自然语言处理应用

概述

情感分类是自然语言处理中文本分类问题的子集,属于自然语言处理最基础的应用。它是对带有感情色彩的主观性文本进行分析和推理的过程,即分析说话人的态度,是倾向正面还是反面。

通常情况下,我们会把情感类别分为正面、反面和中性三类。虽然“面无表情”的评论也有不少;不过,大部分时候会只采用正面和反面的案例进行训练,下面这个数据集就是很好的例子。

传统的文本主题分类问题的典型参考数据集为20 Newsgroups,该数据集由20组新闻数据组成,包含约20000个新闻文档。 其主题列表中有些类别的数据比较相似,例如comp.sys.ibm.pc.hardware和comp.sys.mac.hardware都是和电脑系统硬件相关的题目,相似度比较高。而有些主题类别的数据相对来说就毫无关联,例如misc.forsale和soc.religion.christian。

就网络本身而言,文本主题分类的网络结构和情感分类的网络结构大致相似。在掌握了情感分类网络如何构造之后,很容易可以构造一个类似的网络,稍作调参即可用于文本主题分类任务。

但在业务上下文侧,文本主题分类是分析文本讨论的客观内容,而情感分类是要从文本中得到它是否支持某种观点的信息。比如,“《阿甘正传》真是好看极了,影片主题明确,节奏流畅。”这句话,在文本主题分类是要将其归为类别为“电影”主题,而情感分类则要挖掘出这一影评的态度是正面还是负面。

相对于传统的文本主题分类,情感分类较为简单,实用性也较强。常见的购物网站、电影网站都可以采集到相对高质量的数据集,也很容易给业务领域带来收益。例如,可以结合领域上下文,自动分析特定类型客户对当前产品的意见,可以分主题分用户类型对情感进行分析,以作针对性的处理,甚至基于此进一步推荐产品,提高转化率,带来更高的商业收益。
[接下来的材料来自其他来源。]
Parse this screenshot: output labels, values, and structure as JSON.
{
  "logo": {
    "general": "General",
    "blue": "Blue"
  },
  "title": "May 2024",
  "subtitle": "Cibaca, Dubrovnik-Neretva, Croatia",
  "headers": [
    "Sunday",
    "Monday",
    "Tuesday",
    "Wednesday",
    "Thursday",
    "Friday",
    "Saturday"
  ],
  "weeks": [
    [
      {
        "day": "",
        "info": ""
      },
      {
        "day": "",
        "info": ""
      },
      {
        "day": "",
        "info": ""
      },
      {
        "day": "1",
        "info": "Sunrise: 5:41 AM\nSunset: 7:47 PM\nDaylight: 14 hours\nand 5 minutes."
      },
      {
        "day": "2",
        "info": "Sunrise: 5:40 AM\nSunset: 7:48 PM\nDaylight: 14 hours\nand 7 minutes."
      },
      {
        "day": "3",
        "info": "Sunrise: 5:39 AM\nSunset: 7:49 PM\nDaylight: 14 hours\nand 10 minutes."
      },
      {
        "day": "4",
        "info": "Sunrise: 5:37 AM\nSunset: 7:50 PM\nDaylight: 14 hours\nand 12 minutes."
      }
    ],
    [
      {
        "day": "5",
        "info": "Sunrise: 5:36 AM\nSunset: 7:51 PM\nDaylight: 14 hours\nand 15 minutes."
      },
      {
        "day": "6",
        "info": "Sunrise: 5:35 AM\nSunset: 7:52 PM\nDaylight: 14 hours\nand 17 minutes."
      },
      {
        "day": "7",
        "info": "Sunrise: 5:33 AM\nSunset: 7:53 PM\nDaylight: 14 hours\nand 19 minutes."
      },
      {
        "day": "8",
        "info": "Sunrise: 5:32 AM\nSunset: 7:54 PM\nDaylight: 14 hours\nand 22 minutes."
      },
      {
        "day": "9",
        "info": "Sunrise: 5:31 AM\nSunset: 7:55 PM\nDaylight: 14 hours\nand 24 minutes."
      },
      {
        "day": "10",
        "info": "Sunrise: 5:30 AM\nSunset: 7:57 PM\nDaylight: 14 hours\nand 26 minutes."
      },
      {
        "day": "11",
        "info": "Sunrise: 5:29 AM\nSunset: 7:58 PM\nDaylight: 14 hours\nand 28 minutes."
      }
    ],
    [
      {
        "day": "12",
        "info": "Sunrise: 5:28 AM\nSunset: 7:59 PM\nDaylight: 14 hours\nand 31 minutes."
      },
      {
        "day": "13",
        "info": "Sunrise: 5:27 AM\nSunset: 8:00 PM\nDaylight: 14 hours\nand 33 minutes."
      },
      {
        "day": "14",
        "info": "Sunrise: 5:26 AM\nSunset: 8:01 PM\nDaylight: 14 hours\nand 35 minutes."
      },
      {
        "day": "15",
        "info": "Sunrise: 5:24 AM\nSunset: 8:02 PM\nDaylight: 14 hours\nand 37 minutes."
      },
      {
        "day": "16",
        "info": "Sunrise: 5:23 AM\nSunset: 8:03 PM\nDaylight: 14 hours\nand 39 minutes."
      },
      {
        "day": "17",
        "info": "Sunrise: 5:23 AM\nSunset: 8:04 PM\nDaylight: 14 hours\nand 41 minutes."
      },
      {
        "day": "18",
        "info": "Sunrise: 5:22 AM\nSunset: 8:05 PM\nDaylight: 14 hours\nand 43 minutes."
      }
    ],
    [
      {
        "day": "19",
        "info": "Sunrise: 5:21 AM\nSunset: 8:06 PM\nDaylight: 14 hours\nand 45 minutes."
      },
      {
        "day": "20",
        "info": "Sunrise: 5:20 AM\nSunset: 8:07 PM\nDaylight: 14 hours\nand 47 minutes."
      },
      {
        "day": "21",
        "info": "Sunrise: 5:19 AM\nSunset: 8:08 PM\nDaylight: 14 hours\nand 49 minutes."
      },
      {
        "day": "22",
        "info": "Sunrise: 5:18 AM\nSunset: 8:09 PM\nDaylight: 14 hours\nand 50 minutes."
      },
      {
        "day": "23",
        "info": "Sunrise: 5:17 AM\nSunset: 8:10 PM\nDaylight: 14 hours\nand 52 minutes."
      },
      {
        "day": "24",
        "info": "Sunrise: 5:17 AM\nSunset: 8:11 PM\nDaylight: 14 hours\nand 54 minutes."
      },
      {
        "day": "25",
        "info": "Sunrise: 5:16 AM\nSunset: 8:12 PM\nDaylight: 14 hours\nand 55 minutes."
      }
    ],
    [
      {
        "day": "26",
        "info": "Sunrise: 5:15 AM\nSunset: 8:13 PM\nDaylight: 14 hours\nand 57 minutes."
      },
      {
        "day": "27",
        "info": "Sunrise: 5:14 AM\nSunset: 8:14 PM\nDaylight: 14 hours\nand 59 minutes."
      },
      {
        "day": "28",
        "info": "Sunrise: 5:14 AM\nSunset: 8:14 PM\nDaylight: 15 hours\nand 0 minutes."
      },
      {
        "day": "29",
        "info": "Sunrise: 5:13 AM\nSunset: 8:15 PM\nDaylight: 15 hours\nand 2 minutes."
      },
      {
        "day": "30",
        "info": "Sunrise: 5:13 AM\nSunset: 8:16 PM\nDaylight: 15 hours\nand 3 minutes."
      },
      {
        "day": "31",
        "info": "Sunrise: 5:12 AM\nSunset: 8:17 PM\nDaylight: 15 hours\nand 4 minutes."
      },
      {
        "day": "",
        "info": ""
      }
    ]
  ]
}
特殊领域中,某些非极性词也充分表达了用户的情感倾向,比如下载使用APP时,“卡死了”、“下载太慢了”就表达了用户的负面情感倾向;股票领域中,“看涨”、“牛市”表达的就是用户的正面情感倾向。所以,本质上,我们希望模型能够在垂直领域中,挖掘出一些特殊的表达,作为极性词给情感分类系统使用:

$垂直极性词 = 通用极性词 + 领域特有极性词$

按照处理文本的粒度不同,情感分析可分为词语级、短语级、句子级、段落级以及篇章级等几个研究层次。这里以“段落级”为例,输入为一个段落,输出为影评是正面还是负面的信息。

准备及设计

下载数据集

采用IMDB影评数据集作为实验数据。

以下是负面影评(Negative)和正面影评(Positive)的案例。

Review Label
"Quitting" may be as much about exiting a pre-ordained identity as about drug withdrawal. As a rural guy coming to Beijing, class and success must have struck this young artist face on as an appeal to separate from his roots and far surpass his peasant parents' acting success. Troubles arise, however, when the new man is too new, when it demands too big a departure from family, history, nature, and personal identity. The ensuing splits, and confusion between the imaginary and the real and the dissonance between the ordinary and the heroic are the stuff of a gut check on the one hand or a complete escape from self on the other. Negative
This movie is amazing because the fact that the real people portray themselves and their real life experience and do such a good job it's like they're almost living the past over again. Jia Hongsheng plays himself an actor who quit everything except music and drugs struggling with depression and searching for the meaning of life while being angry at everyone especially the people who care for him most. Positive

同时,我们要下载GloVe文件,并在文件开头处添加新的一行,意思是总共读取400000个单词,每个单词用300纬度的词向量表示。

400000 300

GloVe文件下载地址:http://nlp.stanford.edu/data/glove.6B.zip

确定评价标准

作为典型的分类问题,情感分类的评价标准可以比照普通的分类问题处理。常见的精度(Accuracy)、精准度(Precision)、召回率(Recall)和F_beta分数都可以作为参考。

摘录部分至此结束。